Last month, the router in my home died. As a result, I spent nearly a week with no internet access in my home. I had no idea how dependent I had become on this mode of doing business until I was without out it. Moreover, I have limited data on my phone and tablet since I spend most of my life in a Wi-Fi environment. Suddenly I couldn’t check details of an upcoming trip. I couldn’t check my work email. I couldn’t use our printer or scanner. I tried to buy tickets to a dance event that I heard about and couldn’t do so. My list of things to do when I visited my local café (to get Wi-Fi) went on and on.

And then I learned it could be even worse than I was experiencing. At the end of last month, the hacking of Dyn brought much of the internet to a grinding halt in many areas of New England and beyond. Even the New York Times was struggling, not to mention Twitter, Netflix, and other major businesses. It happened via cameras, baby monitors, and home routers (though not mine!). And it turns out it may have been done by amateur hackers, which is even scarier in some ways. So much of what we do now depends on this electronic medium of communication, and yet, it is so vulnerable. Eventually, websites were back up and running. (And back home, I replaced my router.) It was back to business as usual. But what if this were to happen again? What can we do to solve this much larger problem of vulnerability?

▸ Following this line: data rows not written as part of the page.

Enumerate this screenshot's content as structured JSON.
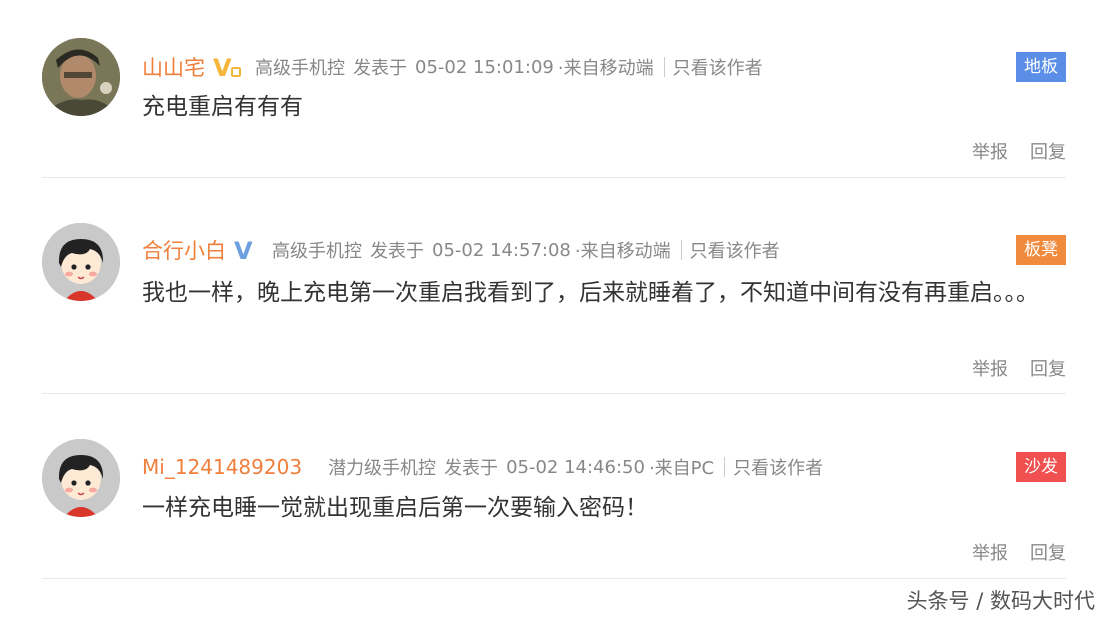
{
  "posts": [
    {
      "username": "山山宅",
      "badge_icon": "v-vip-icon",
      "level": "高级手机控",
      "posted_label": "发表于",
      "time": "05-02 15:01:09",
      "source": "·来自移动端",
      "only_author": "只看该作者",
      "floor": "地板",
      "floor_color": "#5b8ee6",
      "content": "充电重启有有有",
      "report": "举报",
      "reply": "回复"
    },
    {
      "username": "合行小白",
      "badge_icon": "v-verified-icon",
      "level": "高级手机控",
      "posted_label": "发表于",
      "time": "05-02 14:57:08",
      "source": "·来自移动端",
      "only_author": "只看该作者",
      "floor": "板凳",
      "floor_color": "#f08a3c",
      "content": "我也一样，晚上充电第一次重启我看到了，后来就睡着了，不知道中间有没有再重启。。。",
      "report": "举报",
      "reply": "回复"
    },
    {
      "username": "Mi_1241489203",
      "level": "潜力级手机控",
      "posted_label": "发表于",
      "time": "05-02 14:46:50",
      "source": "·来自PC",
      "only_author": "只看该作者",
      "floor": "沙发",
      "floor_color": "#f05050",
      "content": "一样充电睡一觉就出现重启后第一次要输入密码！",
      "report": "举报",
      "reply": "回复"
    }
  ],
  "watermark": "头条号 / 数码大时代",
  "colors": {
    "username": "#f07f3c",
    "meta_text": "#888888",
    "divider": "#e8e8e8"
  }
}
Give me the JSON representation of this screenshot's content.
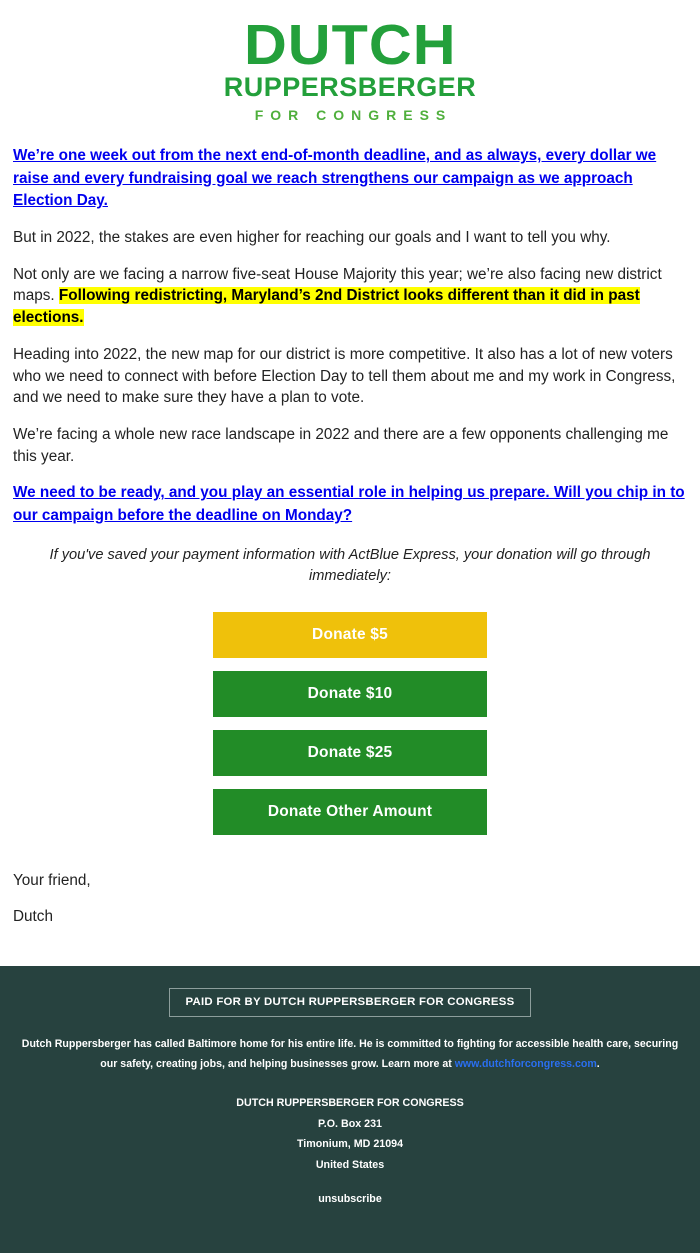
{
  "logo": {
    "main": "DUTCH",
    "sub": "RUPPERSBERGER",
    "tagline": "FOR CONGRESS",
    "color": "#23a03b",
    "tagline_color": "#4faf3c"
  },
  "body": {
    "lead_link": "We’re one week out from the next end-of-month deadline, and as always, every dollar we raise and every fundraising goal we reach strengthens our campaign as we approach Election Day.",
    "para_1": "But in 2022, the stakes are even higher for reaching our goals and I want to tell you why.",
    "para_2_prefix": "Not only are we facing a narrow five-seat House Majority this year; we’re also facing new district maps. ",
    "para_2_highlight": "Following redistricting, Maryland’s 2nd District looks different than it did in past elections.",
    "para_3": "Heading into 2022, the new map for our district is more competitive. It also has a lot of new voters who we need to connect with before Election Day to tell them about me and my work in Congress, and we need to make sure they have a plan to vote.",
    "para_4": "We’re facing a whole new race landscape in 2022 and there are a few opponents challenging me this year.",
    "cta_link": "We need to be ready, and you play an essential role in helping us prepare. Will you chip in to our campaign before the deadline on Monday?",
    "actblue_note": "If you've saved your payment information with ActBlue Express, your donation will go through immediately:",
    "highlight_color": "#ffff00",
    "link_color": "#0000ee"
  },
  "donate_buttons": [
    {
      "label": "Donate $5",
      "color": "#efc10b",
      "style": "gold"
    },
    {
      "label": "Donate $10",
      "color": "#228c27",
      "style": "green"
    },
    {
      "label": "Donate $25",
      "color": "#228c27",
      "style": "green"
    },
    {
      "label": "Donate Other Amount",
      "color": "#228c27",
      "style": "green"
    }
  ],
  "signature": {
    "closing": "Your friend,",
    "name": "Dutch"
  },
  "footer": {
    "background": "#27423f",
    "disclaimer": "PAID FOR BY DUTCH RUPPERSBERGER FOR CONGRESS",
    "bio_text_1": "Dutch Ruppersberger has called Baltimore home for his entire life. He is committed to fighting for accessible health care, securing our safety, creating jobs, and helping businesses grow. Learn more at ",
    "bio_link": "www.dutchforcongress.com",
    "bio_text_2": ".",
    "link_color": "#2a6ff0",
    "address": {
      "organization": "DUTCH RUPPERSBERGER FOR CONGRESS",
      "po_box": "P.O. Box 231",
      "city_state_zip": "Timonium, MD 21094",
      "country": "United States"
    },
    "unsubscribe": "unsubscribe"
  }
}
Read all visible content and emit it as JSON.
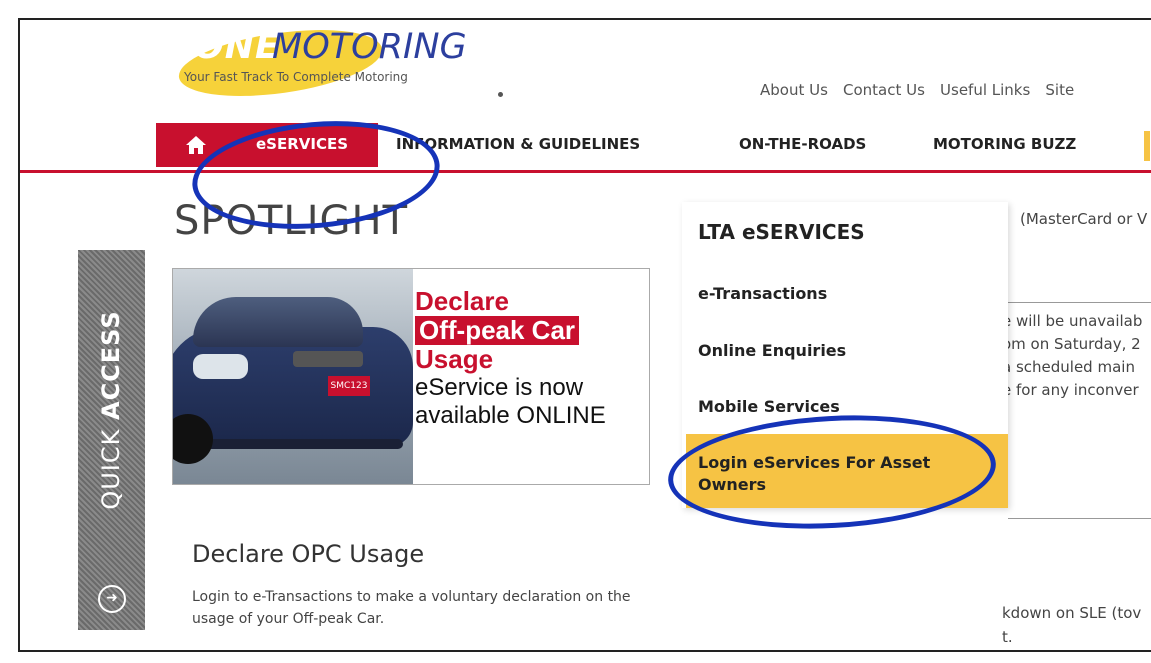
{
  "brand": {
    "one": "ONE",
    "motoring": "MOTORING",
    "tagline": "Your Fast Track To Complete Motoring"
  },
  "toplinks": [
    "About Us",
    "Contact Us",
    "Useful Links",
    "Site"
  ],
  "nav": {
    "eservices": "eSERVICES",
    "info": "INFORMATION & GUIDELINES",
    "roads": "ON-THE-ROADS",
    "buzz": "MOTORING BUZZ"
  },
  "spotlight": {
    "title": "SPOTLIGHT",
    "quick_prefix": "QUICK ",
    "quick_bold": "ACCESS",
    "promo_line1": "Declare",
    "promo_line2": "Off-peak Car",
    "promo_line3": "Usage",
    "promo_line4": "eService is now",
    "promo_line5": "available ONLINE",
    "plate": "SMC123",
    "opc_title": "Declare OPC Usage",
    "opc_desc": "Login to e-Transactions to make a voluntary declaration on the usage of your Off-peak Car."
  },
  "dropdown": {
    "heading": "LTA eSERVICES",
    "items": [
      "e-Transactions",
      "Online Enquiries",
      "Mobile Services"
    ],
    "login": "Login eServices For Asset Owners"
  },
  "right_bg": {
    "card": "(MasterCard or V",
    "line1": "e will be unavailab",
    "line2": "om on Saturday, 2",
    "line3": "a scheduled main",
    "line4": "e for any inconver",
    "line5": "kdown on SLE (tov",
    "line6": "t."
  },
  "colors": {
    "brand_red": "#c8102e",
    "highlight_yellow": "#f6c344",
    "annotation_blue": "#1533b8",
    "logo_blue": "#2c3f9e"
  }
}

The scope of this problem is enormous, as we have seen with recent hacks and cyberattacks on U.S. political organizations this year. Virtually every sector, both public and private, can be affected. With respect to the arts, an area where I spend the bulk of both my leisure and work hours, technology has revolutionized how we conduct business. But how many arts organizations have safeguards in place in case our technology fails? How much do we depend on online platforms for ticket sales and contributions, or electronic communications and social media for marketing? What would you do if the entire system shut down for a day? A week, a month, or more?